« Goldman est seul »

Nicole Brenez - 14 février 2024

Wheel Of Ashes Peter Emanuel Goldman

« Ici comme là, les jeunes cinéastes sont brimés. En Amérique, c'en est au point qu'il n'y a plus de jeunes cinéastes. Tous les cinéastes américains que nous admirons sont entrés très jeunes dans le cinéma ; ils sont vieux maintenant, mais personne ne prend leur suite. Quand Hawks a commencé, il avait l'âge de Goldman, et Goldman est seul. » (Jean-Luc Godard, Cahiers du cinéma 1967).

Peter Emanuel Goldman, cinéaste, compositeur, modèle pour peintres, écrivain, naît à New York en 1939, où il étudie l'histoire puis le cinéma à Brown University. Son œuvre fulgurante court de 1962 à 1968, puis il abandonne le cinéma et ne reviendra aux images mouvantes qu'avec un essai vidéo en 1983. Echœs of Silence (1965) reçoit l'approbation enthousiaste de Jonas Mekas, Amos Vogel ou Susan Sontag. Au Festival de Pesaro 1966, Goldman remporte un Prix spécial pour la mise en scène, attribué par Joris Ivens, Marco Bellocchio, Bernardo Bertolucci, Jaromil Jireš et Jean-Luc Godard, qui lui obtient une bourse pour son film suivant, Wheel of Ashes (1968). Mais, censurés, les films restent dans l'ombre dont ils propagent la noirceur. Pourtant, chez Goldman, pas de sexe cru, seulement de brèves caresses inabouties, nulle mort violente, sinon provoquée par la misère collective, aucun blasphème, a contrario, une quête éperdue d'absolu et d'« amour parfait ». Alors ? Quoi de si inadmissible ?
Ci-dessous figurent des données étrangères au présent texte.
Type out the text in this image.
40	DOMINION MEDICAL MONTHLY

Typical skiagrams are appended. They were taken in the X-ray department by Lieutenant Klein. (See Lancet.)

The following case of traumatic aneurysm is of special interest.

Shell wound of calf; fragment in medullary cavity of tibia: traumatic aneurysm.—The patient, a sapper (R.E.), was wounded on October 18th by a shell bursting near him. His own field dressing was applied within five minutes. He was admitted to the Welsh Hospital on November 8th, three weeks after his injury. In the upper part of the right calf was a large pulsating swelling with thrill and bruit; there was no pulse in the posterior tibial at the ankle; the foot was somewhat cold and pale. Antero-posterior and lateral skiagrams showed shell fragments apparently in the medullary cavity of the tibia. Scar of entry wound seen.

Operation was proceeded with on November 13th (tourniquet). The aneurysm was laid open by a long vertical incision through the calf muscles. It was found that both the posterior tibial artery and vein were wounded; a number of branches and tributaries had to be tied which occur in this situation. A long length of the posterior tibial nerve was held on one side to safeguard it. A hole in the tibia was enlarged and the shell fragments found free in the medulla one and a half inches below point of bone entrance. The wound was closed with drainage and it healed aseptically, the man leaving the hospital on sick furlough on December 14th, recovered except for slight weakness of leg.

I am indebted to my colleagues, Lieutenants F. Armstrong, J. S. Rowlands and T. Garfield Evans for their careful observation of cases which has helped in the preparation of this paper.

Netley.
Les films saturniens de Goldman décrivent le caractère invivable du monde. Night Crawlers (1964) transforme Broadway en second cercle de l'Enfer, celui où Dante rencontre des milliers d'âmes ruinées errant « dans l'air noir » comme les White Slaves de Goldman se meuvent au ralenti dans une négativité asphyxiante. Pestilent City (1965) remonte Manhattan du sud au nord, croise sur son chemin toujours plus de solitude, de rage, d'ivresse tragique, et puis en boucle revient à son point de départ, car de ce cercle nul ne sortira.

Mais d'où vient la misère ? Peut-être est-ce là ce qu'il faut dissimuler et que Echœs of Silence prend de front : si, ensemble, les êtres humains ne savent que créer l'enfer, c'est qu'ils brûlent d'avidité. Errant de corps en corps tant féminins que masculins, ils incarnent un désir inextinguible, voué à s'échouer indéfiniment sur le désir tout aussi insatiable de l'autre. La solitude se révèle irrémédiable, la surdité si profonde que l'absence de toute parole ne se remarque pas, la détresse le seul bien partagé. Le noir et blanc charbonneux, la description envoûtée des visages, regards et gestes impuissants à muer une caresse en affect élaborent un héroïsme de l'immanence où la proximité se dégrade en promiscuité. Un tel sensualisme furieux nous renvoie aux conceptions les plus ténébreuses du sensible : « Chiens d'Actéon, ah ! bêtes ingrates que je lançai au refuge de ma divinité, vous me revenez vides d'espoir... » (Giordano Bruno, Des fureurs héroïques). Goldman résume sa courte décennie argentique : « Pour moi et mes amis de l'époque, les années 60 furent une période de désespoir et de désespérance. Faite de cafés et conversations de café, musique folk, poésie, famine sexuelle, conflits irréconciliables, désespoir, sans but, chaos. » Wheel of Ashes convertit la crise existentielle en quête mystique dont, ultimement, la brillante issue synthétise et sublime le monde du négatif.

Dans un contexte où le cinéma assume pour fonction antalgique principale d'enseigner à supporter le monde, les films de Goldman se sont révélés trop intègres, trop sincères, trop nus, trop exacts pour être regardés en face.

Nicole Brenez

Professeur à l'Université Paris 3 et directrice du Département Analyse & Culture à la Femis, Nicole Brenez programme les séances d'avant-garde de la Cinémathèque française. Parmi ses livres : Manifestations (2020), Jean-Luc Godard (2023).